The UK’s Wellcome Trust is to support more science, research and public engagement than ever before in 2018, spending over £1 billion to advance its mission of improving health by helping great ideas to thrive.
That means that the amount Wellcome spends each year will have doubled in the past decade. “This impressive expansion of our resources has been made possible by the exceptional long-term performance of our investment portfolio, managed by our own world-class investments team,” said Jeremy Farrar, director of the trust.
Next year will also see changes in the way Wellcome Trust manages its budgets, to ensure it can ringfence priority areas if the value of its portfolio falls and protect its support for science and research against market volatility.
“We know all too well that the value of investments can go down as well as up,” Farrar said. “When this happened to us in the past, the way we calculated our spending, based on the recent market value of our investments, meant we were forced to make abrupt cuts to some programmes.”
The trust will establish a £903 million per annum primary fund for its core activities across science, innovation and culture and society, underwriting funding for at least the next five years and increasing it in line with inflation year on year.
The primary fund will cover all response-mode funding for science, from seed awards to senior fellowships, funding for Wellcome research centres, programmes in Africa and Asia and the Sanger and Crick Institutes.
Wellcome can maintain this level of spending under most financial scenarios, so the primary fund budget will not fluctuate from year to year, said Farrar. “My colleagues [….] will be able to plan better and develop their strategies and priorities knowing well in advance how much they have available to commit to spending each year.”

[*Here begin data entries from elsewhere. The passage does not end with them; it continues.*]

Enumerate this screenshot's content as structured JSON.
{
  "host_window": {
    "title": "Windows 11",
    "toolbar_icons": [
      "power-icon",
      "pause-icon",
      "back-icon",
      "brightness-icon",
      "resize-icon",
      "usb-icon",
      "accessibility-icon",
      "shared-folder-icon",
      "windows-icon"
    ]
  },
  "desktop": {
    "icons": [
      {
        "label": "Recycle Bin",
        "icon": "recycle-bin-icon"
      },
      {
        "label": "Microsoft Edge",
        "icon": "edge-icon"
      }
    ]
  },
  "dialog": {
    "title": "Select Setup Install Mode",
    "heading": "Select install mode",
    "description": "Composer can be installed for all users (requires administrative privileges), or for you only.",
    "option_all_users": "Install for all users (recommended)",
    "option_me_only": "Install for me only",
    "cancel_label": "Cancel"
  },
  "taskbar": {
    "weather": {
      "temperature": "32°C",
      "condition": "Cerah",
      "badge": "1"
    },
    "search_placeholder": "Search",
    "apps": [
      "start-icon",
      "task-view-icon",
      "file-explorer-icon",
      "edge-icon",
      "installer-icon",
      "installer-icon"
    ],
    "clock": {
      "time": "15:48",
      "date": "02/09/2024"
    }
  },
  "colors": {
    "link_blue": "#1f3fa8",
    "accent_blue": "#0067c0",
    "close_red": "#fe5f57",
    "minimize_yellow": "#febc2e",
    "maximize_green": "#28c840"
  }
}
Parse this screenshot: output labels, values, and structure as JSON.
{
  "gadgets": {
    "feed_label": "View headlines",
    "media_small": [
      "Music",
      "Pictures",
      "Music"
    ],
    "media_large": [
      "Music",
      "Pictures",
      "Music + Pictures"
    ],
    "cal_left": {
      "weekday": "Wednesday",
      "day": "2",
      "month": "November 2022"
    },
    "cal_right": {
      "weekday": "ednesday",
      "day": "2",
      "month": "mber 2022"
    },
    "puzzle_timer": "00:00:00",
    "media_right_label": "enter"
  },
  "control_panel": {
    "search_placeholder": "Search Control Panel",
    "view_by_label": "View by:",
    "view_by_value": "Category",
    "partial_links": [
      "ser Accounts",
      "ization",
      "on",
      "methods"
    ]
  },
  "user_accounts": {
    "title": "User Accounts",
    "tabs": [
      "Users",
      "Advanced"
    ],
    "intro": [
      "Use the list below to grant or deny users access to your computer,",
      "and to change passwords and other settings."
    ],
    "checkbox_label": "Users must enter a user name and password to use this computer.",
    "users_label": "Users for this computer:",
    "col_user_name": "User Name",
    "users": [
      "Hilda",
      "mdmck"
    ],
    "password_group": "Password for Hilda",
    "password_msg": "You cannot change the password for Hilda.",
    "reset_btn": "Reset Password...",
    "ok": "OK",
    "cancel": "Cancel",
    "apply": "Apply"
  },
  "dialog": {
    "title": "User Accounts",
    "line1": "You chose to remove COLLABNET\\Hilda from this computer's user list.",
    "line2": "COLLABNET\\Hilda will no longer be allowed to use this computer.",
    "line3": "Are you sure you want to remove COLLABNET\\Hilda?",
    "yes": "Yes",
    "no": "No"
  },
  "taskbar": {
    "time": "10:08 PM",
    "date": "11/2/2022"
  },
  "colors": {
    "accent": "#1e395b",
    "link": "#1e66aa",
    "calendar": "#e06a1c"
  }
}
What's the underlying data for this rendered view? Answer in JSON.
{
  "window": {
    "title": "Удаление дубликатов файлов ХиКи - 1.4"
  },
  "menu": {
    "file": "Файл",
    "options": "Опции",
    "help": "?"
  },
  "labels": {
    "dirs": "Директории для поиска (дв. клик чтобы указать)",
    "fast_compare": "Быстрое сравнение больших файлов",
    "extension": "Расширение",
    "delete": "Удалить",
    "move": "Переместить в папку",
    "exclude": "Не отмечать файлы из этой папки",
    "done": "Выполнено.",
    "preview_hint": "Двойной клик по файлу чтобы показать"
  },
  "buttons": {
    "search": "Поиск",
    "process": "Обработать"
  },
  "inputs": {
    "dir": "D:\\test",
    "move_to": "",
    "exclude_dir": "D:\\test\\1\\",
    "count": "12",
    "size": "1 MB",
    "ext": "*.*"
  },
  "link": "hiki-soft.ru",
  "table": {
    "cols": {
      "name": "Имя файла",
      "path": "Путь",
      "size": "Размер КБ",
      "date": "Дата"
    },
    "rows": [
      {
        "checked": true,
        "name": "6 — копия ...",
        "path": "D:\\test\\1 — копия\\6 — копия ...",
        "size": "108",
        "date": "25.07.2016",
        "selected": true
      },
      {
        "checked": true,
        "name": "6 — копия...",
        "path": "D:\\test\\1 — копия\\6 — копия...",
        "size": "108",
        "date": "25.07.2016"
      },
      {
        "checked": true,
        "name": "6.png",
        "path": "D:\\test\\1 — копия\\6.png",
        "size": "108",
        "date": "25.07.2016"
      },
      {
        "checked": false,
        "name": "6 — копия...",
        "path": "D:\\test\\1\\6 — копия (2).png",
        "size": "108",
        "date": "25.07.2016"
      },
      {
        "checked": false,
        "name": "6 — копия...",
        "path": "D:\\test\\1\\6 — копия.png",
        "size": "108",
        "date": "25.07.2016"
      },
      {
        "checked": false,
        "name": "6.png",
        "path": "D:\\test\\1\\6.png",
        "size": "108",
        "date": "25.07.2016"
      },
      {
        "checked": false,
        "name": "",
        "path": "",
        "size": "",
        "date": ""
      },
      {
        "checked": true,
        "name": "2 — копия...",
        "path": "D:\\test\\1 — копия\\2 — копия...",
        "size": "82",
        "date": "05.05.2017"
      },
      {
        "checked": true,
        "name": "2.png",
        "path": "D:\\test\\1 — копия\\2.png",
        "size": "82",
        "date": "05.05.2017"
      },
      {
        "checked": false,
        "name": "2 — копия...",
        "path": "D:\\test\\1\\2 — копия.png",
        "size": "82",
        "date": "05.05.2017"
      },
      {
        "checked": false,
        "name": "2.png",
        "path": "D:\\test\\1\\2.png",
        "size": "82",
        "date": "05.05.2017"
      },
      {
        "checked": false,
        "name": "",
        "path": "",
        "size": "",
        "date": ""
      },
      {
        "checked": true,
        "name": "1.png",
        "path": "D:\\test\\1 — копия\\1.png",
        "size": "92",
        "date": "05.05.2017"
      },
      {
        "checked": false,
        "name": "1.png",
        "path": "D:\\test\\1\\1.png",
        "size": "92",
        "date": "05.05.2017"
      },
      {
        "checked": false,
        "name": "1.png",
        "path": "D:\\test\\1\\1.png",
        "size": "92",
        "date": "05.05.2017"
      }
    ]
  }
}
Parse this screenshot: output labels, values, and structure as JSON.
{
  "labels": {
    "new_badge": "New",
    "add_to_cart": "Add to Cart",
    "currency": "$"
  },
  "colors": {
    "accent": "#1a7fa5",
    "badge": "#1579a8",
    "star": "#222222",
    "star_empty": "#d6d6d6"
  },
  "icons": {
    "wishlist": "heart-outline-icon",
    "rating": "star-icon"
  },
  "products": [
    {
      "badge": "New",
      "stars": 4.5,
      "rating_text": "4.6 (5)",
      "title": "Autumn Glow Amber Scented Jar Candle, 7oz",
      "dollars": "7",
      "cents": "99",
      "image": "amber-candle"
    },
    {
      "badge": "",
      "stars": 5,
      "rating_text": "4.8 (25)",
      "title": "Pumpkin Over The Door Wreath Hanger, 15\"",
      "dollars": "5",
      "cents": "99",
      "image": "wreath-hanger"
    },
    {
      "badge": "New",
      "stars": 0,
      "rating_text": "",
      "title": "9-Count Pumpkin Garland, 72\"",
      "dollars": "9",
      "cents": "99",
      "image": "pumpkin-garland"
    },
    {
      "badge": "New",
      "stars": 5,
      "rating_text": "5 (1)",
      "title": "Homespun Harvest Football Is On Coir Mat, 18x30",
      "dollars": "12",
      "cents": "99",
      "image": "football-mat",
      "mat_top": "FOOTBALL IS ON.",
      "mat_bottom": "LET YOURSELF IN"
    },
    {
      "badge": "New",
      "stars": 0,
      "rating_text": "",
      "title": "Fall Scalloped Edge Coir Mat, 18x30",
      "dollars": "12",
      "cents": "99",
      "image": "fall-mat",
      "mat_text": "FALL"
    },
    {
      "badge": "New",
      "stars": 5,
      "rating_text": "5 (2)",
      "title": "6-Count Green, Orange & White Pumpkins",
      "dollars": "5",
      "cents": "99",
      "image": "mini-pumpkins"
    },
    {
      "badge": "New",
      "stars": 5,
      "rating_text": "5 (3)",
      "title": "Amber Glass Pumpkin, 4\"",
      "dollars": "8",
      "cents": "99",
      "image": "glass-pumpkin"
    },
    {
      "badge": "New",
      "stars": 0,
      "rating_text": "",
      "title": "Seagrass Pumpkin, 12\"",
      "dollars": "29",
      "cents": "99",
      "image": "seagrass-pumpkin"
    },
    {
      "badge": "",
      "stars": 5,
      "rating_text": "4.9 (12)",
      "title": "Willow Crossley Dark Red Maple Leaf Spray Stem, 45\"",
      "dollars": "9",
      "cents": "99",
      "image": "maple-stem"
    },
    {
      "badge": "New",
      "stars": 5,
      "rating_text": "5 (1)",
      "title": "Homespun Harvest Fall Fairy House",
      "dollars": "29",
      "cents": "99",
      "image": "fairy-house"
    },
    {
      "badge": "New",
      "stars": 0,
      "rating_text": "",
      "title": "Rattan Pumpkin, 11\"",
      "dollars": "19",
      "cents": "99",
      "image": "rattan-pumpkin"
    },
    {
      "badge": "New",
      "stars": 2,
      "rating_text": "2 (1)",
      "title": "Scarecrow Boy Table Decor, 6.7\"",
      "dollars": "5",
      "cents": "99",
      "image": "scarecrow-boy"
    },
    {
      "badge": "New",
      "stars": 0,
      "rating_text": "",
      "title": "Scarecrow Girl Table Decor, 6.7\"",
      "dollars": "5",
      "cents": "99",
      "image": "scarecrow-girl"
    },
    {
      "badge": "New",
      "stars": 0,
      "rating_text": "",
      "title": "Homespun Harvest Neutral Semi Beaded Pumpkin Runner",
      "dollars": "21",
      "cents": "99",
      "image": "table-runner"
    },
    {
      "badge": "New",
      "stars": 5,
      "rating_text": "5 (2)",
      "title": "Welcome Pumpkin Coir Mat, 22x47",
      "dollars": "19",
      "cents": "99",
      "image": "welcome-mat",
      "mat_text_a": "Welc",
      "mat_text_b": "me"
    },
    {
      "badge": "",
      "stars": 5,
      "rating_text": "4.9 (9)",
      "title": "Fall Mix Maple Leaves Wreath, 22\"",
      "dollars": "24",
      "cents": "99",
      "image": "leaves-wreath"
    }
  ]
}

A second, reserve fund, has been set up to support other current priority areas, with more available for a small number of further priority areas. “These will be initiated only if we decide Wellcome has the capacity to drive significant progress or a change in science or society within five to ten years,” Farrar said. “We will add to the reserve fund, but only if our investments have performed sufficiently strongly that the primary fund is secure and our underlying investment base remains solid.”